Women’s inclusion in the workforce on a mass scale is relatively new. In 1950 only about one-third of women in the U.S. were active workers; by 2000, nearly two-thirds were. And while there’s still plenty of gender inequity in the workplace (the wage gap, parental-leave policies, the paltry number of women at the very top, etc.), women in many countries now enjoy more economic freedom and opportunity than their mothers and grandmothers.
Women’s labor-force participation doesn’t alone signify economic freedom, but it is one of the mechanisms by which women can build wealth and gain financial independence. A new report from the World Bank takes a look at the legal status of women around the world and finds that while there has been progress in many countries when it comes to making financial freedom more accessible, laws still exist that can make women especially economically vulnerable.
Legal barriers that restrict women’s opportunities to work are the most obvious culprits of gender inequality across the globe. In Russia, for instance, researchers found that women are legally barred from working 456 different (and pretty specific) jobs including woodworking and driving trucks that carry agricultural goods. Similar laws are also prevalent in the Middle East, Sub-Saharan Africa, and North Africa. And while wealthier, more developed nations are less likely to have explicit legal prohibitions on women working, they do exist. Eight of 32 OECD high-income countries, including Israel, France, the Republic of Korea, and Japan, have laws that bar women from certain jobs. French law prohibits women moving loads that weigh more than 45 kilograms via a wheelbarrow. And in Argentina, women are barred from loading and unloading ships, the paper finds.
Similarly, the lack of government-sponsored paid maternity and paternity leave policies can also exacerbate gender inequalities within the workforce. The greater prevalence of paid maternity leave, rather than paternity leave, forces more women into primary care-taking roles and away from their careers. Forcing companies to decide on and pay for paid-leave options also plays a role in the cost analysis that firms do when hiring women of childbearing age. In some instances, this means that firms could be reticent to offer paid leave or even hesitate to hire women who are of childbearing age for specific roles. The countries with the least adequate parental-leave policies were Tonga, Suriname, Papua New Guinea, and the United States, according to the study.
It’s easy to see how limiting the job prospects of women can hamper their financial futures. But laws preventing women from working a variety of jobs are by no means the only method of holding women back economically. Laws that limit the ability of women to inherit or hold assets, especially property, can play a major role in economic insecurity. For example, in Ghana, inherited or gifted homes make up 30 percent of owner-occupied dwellings. That means that disabling or discouraging inheritance for women can put them in a precarious financial position, especially in the event that their husband or male family members die.
Conversely, empowering women’s inheritance can have a profound impact.
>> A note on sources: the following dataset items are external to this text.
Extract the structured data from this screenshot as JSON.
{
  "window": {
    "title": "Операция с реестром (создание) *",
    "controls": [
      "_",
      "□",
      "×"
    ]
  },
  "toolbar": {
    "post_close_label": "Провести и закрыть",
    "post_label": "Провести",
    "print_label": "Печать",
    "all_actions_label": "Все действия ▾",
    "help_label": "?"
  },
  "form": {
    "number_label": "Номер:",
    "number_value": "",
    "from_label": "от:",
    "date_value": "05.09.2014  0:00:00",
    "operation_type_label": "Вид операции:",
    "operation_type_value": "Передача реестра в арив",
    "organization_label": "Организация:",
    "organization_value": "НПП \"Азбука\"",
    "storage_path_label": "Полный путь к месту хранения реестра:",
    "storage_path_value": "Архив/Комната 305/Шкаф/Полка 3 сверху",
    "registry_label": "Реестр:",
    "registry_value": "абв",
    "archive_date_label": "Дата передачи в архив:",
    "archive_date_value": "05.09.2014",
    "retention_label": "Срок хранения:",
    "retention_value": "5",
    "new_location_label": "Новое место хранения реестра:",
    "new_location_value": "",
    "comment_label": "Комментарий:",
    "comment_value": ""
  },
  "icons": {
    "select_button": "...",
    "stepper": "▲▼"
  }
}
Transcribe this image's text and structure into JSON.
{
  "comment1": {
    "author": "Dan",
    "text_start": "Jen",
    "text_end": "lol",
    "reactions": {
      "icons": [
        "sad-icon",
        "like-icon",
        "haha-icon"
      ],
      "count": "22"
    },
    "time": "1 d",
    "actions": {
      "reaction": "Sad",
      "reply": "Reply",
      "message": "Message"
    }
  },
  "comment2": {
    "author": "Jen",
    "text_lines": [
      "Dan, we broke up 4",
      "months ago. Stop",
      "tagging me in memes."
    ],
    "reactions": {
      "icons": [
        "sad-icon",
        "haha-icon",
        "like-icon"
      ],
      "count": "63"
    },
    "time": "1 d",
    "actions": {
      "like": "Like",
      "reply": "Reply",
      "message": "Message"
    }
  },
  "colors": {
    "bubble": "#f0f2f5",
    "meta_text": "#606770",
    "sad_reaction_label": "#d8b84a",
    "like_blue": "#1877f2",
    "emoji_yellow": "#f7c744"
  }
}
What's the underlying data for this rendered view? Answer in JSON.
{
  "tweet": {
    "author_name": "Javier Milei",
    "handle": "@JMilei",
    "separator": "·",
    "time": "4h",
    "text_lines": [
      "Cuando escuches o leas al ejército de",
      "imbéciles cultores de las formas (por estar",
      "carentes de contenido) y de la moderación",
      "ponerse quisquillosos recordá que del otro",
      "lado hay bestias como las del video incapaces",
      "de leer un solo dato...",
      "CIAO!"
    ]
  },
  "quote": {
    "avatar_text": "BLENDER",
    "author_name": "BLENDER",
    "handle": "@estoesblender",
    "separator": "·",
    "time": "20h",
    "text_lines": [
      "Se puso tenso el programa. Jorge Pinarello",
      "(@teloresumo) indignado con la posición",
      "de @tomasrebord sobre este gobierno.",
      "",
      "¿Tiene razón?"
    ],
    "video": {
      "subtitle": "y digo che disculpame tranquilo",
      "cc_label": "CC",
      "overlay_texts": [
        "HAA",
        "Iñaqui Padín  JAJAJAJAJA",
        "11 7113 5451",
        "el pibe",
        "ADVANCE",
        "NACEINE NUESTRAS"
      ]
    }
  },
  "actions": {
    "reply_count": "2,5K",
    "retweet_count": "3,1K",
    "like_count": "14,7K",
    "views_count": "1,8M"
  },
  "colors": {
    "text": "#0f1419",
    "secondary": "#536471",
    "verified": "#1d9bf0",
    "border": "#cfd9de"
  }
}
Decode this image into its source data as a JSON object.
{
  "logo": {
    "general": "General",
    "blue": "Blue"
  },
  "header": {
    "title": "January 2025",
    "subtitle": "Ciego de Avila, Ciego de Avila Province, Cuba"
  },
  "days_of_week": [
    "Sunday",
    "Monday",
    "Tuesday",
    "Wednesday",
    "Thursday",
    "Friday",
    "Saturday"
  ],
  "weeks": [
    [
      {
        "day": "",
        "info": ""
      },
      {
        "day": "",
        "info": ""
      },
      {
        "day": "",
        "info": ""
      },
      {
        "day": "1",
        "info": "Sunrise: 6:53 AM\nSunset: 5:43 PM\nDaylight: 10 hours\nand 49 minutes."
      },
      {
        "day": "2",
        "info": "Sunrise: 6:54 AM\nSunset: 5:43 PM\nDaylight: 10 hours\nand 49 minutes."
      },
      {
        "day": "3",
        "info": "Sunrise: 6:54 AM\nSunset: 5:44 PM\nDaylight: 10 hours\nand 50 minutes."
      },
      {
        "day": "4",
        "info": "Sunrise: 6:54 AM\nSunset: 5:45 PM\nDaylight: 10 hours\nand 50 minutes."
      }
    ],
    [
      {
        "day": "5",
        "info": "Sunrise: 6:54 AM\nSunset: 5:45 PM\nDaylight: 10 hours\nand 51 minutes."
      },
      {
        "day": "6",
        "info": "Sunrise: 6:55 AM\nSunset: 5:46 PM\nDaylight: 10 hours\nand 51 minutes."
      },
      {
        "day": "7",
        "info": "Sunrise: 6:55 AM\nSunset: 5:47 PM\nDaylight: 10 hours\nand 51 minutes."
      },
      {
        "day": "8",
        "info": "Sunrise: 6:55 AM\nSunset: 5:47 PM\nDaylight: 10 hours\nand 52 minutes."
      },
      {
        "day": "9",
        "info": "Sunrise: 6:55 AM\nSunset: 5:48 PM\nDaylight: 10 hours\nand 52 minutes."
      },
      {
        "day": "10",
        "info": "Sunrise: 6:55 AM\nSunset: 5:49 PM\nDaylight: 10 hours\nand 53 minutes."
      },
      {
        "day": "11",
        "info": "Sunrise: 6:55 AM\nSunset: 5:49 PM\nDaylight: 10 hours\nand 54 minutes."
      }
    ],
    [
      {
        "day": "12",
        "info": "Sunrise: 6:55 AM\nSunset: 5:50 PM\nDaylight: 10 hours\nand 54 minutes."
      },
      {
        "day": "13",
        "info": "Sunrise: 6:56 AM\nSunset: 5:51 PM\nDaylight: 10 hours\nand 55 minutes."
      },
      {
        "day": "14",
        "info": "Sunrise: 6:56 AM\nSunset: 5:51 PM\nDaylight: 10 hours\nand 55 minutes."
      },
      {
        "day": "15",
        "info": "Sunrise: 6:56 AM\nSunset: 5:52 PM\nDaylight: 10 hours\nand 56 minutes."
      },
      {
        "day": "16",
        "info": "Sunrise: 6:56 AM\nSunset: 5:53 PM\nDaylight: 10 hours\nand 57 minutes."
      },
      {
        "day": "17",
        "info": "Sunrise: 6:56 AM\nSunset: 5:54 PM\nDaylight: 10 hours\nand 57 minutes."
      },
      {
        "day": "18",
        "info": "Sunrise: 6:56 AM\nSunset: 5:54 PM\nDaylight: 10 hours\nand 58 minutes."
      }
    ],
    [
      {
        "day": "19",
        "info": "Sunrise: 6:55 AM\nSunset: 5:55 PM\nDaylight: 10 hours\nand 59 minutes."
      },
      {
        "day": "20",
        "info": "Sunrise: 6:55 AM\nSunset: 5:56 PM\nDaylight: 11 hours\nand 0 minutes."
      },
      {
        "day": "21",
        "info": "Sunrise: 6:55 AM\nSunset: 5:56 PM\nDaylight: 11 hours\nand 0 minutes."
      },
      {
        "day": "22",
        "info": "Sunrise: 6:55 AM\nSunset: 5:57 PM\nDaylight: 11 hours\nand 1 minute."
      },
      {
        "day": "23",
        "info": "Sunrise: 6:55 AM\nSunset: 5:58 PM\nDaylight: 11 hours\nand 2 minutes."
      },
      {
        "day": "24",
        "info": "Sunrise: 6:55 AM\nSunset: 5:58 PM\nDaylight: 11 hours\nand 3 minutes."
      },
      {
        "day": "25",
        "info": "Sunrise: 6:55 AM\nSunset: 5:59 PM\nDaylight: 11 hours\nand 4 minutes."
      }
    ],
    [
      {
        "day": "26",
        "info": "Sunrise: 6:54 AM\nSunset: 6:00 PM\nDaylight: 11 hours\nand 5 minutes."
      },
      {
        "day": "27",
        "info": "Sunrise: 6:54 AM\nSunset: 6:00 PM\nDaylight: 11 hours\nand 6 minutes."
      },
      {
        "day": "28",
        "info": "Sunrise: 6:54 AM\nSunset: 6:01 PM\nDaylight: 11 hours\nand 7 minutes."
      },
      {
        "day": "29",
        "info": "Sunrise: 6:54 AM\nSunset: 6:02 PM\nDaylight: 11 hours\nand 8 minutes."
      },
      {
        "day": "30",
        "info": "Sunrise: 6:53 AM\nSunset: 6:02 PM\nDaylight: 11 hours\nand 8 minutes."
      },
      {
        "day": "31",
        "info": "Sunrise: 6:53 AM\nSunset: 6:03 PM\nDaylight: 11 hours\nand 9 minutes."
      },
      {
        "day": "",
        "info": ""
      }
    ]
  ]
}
The paper cites evidence from India’s 1994 reform effort of the Hindu Succession Act, which granted women the same rights to family inheritance as men. After the reform, women were more likely to have bank accounts, and parents invested more in the education of their female children—mothers in particular spent twice as much on their daughters’ education. There were other improvements too. After the reform the sanitation of home bathrooms improved, suggesting that the shift in the law gave women more power on the home front.